ECA member Charley Sullivan, a well-respected rowing coach at the University of Michigan, offered these thoughts on the Penn State controversy surrounding the departure of accused former assistant football coach Jerry Sandusky following criminal charges of pedophilia.
A not so modest proposal re: Penn State.
Two days ago, I wrote a piece calling for Penn State to keep Joe Paterno, and their football team, off the field this Saturday. Coach Paterno is now gone, and, in my opinion, none too soon. I’m disappointed that he still didn’t seem to “get it” as he left, but perhaps such things come with time.
Most of the folks who have read my piece have agreed with what I wrote about not playing a game on Saturday. But some others have had a problem with that suggestion. The basic thought has focused on two related questions: “Why hurt the current team, which had nothing to do with the problem?” and “How does this help the boys who were abused?” Both are fair questions.
I agree, the current team, with at least one assistant coach clearly excepted, had nothing to do with the current state of affairs. At 8-1, they’re having a great season, and this Saturday, they are scheduled to face a national powerhouse, Nebraska, who should give them a great contest. This is the type of game for which they have prepared for many years, not just while they have been at Penn State. As a coach, I know what it means to ask people not to compete. I have friends who didn’t get to compete at the 1980 Moscow Olympics because of Jimmy Carter’s boycott. A crew I helped coach this summer didn’t get to row at the Under-23 World Championship trials because the coxswain missed the weigh-in by two minutes. I’ve felt that in my bones, and I know what I’m asking of them is a lot.
But to be honest, my concern here isn’t for the football players. It’s for the boys who were abused. It’s for all the other victims of abuse who have had to relive prolonged past violations this week as the story has played out in the press. It’s for the young children I’ve seen traces of in my work in Southeast Asia who are being raped right now as I write this. Something didn’t happen for them. When their lives were being torn apart, the world didn’t stop. And it should have.
Not playing the game Saturday will, for a short time, in one place, stop the particular world that was Penn State football that abused children. It will send the message that we find the care and healing of these children to be more important than the playing of what is, in the end, a game. It will allow the abuse not to be potentially trivialized in a sea of “everyone wear blue shirts to show support for the victims.”
I get that coming together to cheer for something would feel good for the Penn State nation right now. But as the guys on my team say on occasion about an off-mark comment “too soon, dude, too soon.”
So here’s my new thought. It’s not the playing of a game that I’m opposed to. It’s the band, and the cheerleaders, and the crowd. It’s the spectacle. I just don’t see how that begins to be appropriate, and I don’t see how it could be done any other way.
So let the two teams play. But do it, Old School, in a high school stadium somewhere. No crowd, no fans, just their parents and families, the coaching staffs and the refs. No TV production teams and announcers in their ties and designer suits, just a video camera so there’s tape for scouting and for memory.

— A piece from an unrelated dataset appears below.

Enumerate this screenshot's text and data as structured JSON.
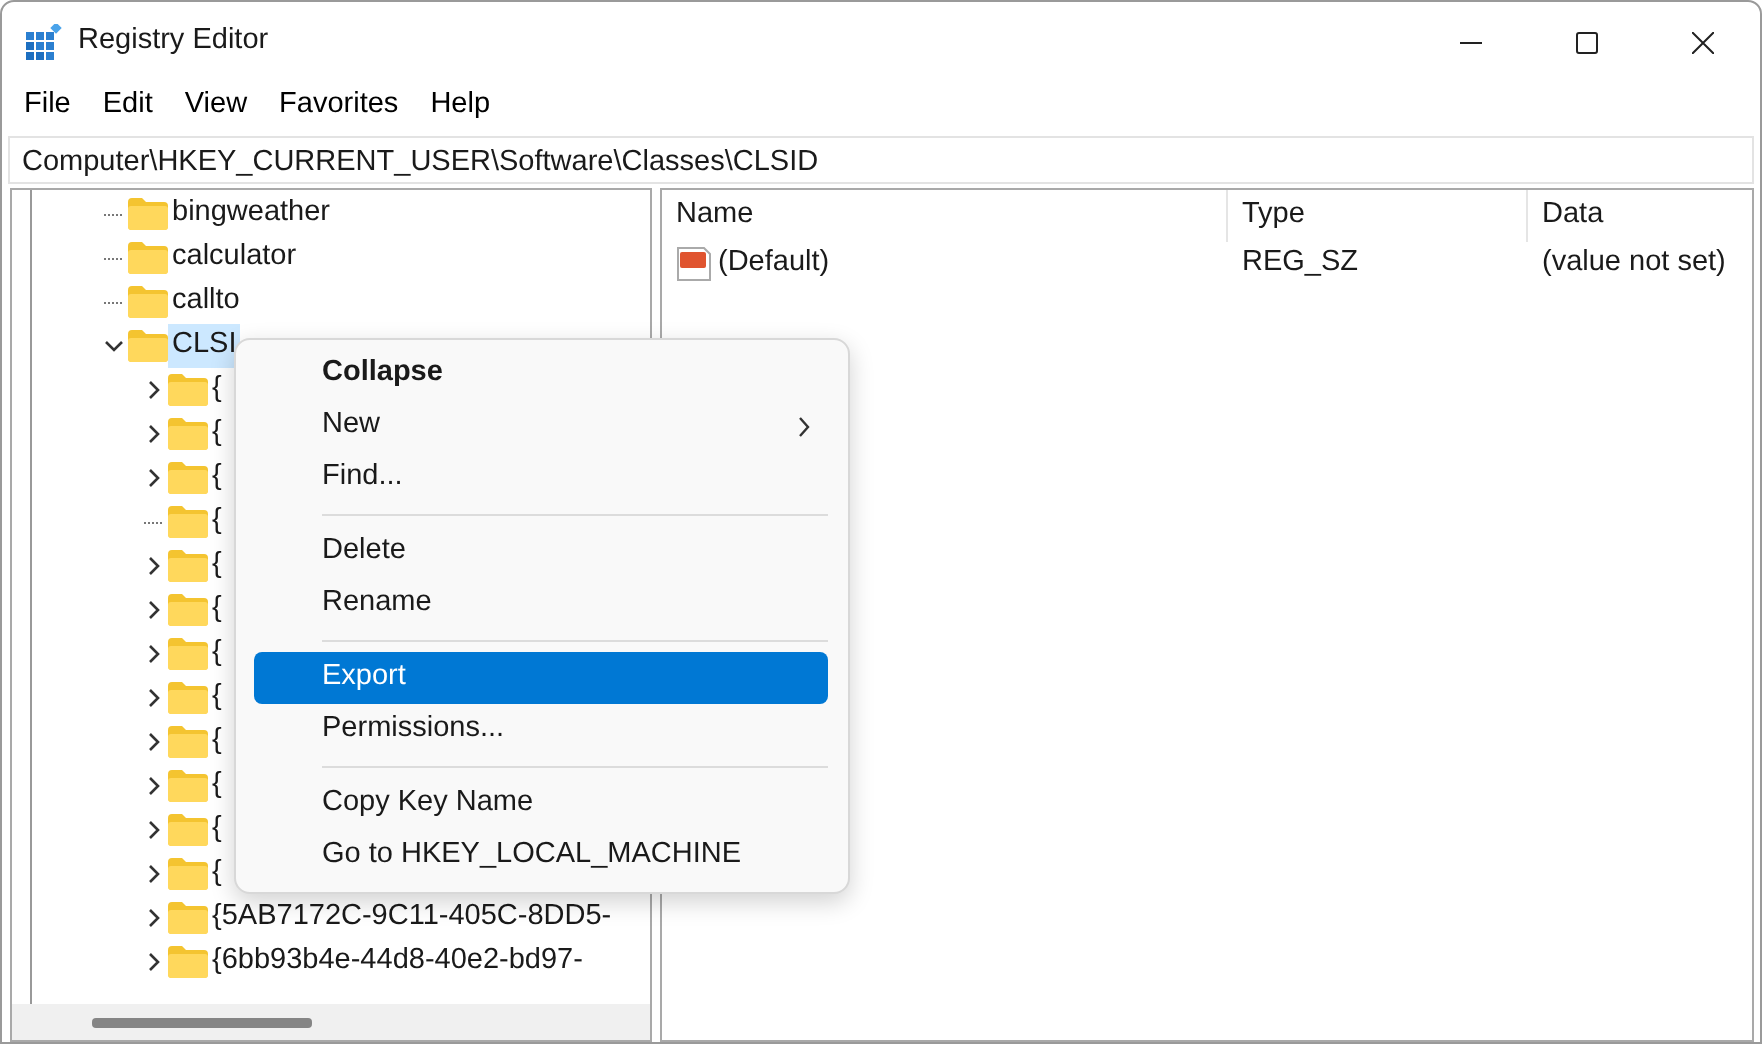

And let the Penn State community come together during that same time at the Penn State stadium, 105,000 strong. Let everyone wear a blue shirt. And let them sit, in silence, in vigil and in respect, while the teams play somewhere else. And let them start to imagine how to heal their community and their university.
And, as I think about this, let every college football game this weekend be played the same way, not for the hoopla and the pagentry and the business of it, but for the game. And let all of us who would watch them come together in our gameless stadiums, or in front of our gameless televisions, and imagine start to imagine how to heal our communities, and our world.
This Saturday, for three hours, let the world stop.